What’s the internet like in North Korea?

North Korea Internet

What’s the internet like in North Korea?

A rib-tickling story emerged last week of an internet jokester who managed to direct visitors to a North Korean state-run website to a Twitter page making fun of the country’s leader Kim Jong-un. The piece of mischief was the work of an online tomfool known as Cyber Anakin, who noticed that the site was linking to a Twitter page with an incorrect handle, so set up a page with that handle for just about the most inappropriate means possible.

This piece of high-jinks might not go down too well in the secretive country, but what is the North Korean internet experience like? In a country that generally likes to isolate itself from the rest of the world and heavily regulate all media, how does it cope with something as vast and unregulated as the internet?

An interesting introduction to the way the media works in North Korea is to visit the website of the Korean Central News Agency (KCNA). The stories are all positive, most of them praising Kim Jong-un, his late father and former leader Kim Jong-il, and his grandfather Kim Il-sung, who is still deemed to be the country’s ‘Eternal Leader’ even though he died in 1994. Even this recent story about a Korean University in Japan beginning its academic year couldn’t come to an end without telling us how great the three of them are in bold letters.

The very fact that this is what we get from a publicly available, English language North Korean website gives an indication of what the web is like for the average North Korean. In fact, for the average North Korean, it’s not only a mystery, but possibly something they have no idea even exists. You have to have special authorisation to use the web at all in the country, so it’s usually only government ministers and foreigners who do so.

Overall, the country’s entire tech sector is shrouded in secrecy. Giants like Apple, Microsoft and Sony are forbidden to operate there, and major sites like Facebook and YouTube are blocked, as are all sites from South Korea.

The top level domain .kp has only been in use since 2007, and there are just nine known .kp top level domains in existence. One of them is the KCNA, and another is the website of Rodong Sinmun, the official newspaper of the Workers’ Party of Korea.

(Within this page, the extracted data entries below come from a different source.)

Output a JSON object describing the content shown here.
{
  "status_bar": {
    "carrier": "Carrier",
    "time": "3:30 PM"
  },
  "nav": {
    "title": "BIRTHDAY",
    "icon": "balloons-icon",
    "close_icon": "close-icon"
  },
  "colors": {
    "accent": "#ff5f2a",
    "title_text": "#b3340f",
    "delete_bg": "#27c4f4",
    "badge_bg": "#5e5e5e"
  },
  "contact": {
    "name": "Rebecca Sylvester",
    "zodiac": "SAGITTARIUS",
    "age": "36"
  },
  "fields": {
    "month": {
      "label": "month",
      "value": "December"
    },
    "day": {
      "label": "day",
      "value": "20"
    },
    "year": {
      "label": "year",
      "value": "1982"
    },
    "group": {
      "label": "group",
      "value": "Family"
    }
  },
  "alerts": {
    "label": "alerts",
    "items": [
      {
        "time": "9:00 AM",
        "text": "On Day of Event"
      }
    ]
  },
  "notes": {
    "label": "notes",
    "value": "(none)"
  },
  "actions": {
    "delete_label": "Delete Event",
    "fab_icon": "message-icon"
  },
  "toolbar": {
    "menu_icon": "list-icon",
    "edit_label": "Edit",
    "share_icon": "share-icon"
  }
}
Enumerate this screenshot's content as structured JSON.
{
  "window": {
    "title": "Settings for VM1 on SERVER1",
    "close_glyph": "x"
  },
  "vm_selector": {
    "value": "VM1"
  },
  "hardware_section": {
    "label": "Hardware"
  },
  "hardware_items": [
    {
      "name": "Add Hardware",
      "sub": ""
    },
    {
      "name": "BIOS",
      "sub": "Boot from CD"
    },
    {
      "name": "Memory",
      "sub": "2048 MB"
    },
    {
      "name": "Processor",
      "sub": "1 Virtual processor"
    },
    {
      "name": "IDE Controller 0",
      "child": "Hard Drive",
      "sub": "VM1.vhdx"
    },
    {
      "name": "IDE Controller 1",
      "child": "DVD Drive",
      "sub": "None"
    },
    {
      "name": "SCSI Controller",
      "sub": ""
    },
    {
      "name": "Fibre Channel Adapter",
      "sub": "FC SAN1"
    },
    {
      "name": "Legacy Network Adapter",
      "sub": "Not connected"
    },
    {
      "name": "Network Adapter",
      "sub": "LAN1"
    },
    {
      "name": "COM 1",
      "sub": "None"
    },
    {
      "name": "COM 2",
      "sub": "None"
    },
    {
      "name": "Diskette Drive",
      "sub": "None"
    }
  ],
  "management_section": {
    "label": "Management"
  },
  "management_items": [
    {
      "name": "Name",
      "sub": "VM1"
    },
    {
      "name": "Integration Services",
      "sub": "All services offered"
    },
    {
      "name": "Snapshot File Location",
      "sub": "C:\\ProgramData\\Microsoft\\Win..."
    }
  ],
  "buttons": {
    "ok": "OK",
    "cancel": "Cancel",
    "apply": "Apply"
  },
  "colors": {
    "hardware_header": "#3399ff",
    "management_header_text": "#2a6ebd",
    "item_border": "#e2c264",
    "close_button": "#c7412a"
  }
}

Overall, the North Korean internet reminds me a lot of my school’s intranet system in the 1990s. Every page was dry, full of text, watermarked with the school logo and only ever talked about the school itself. In much the same way, North Korean websites are self-referential, self-praising and assume that nobody would want to know or hear anything about the outside world. Its internet set-up gives us a quirky and somewhat sad snapshot of what life must be like in this intriguing totalitarian state.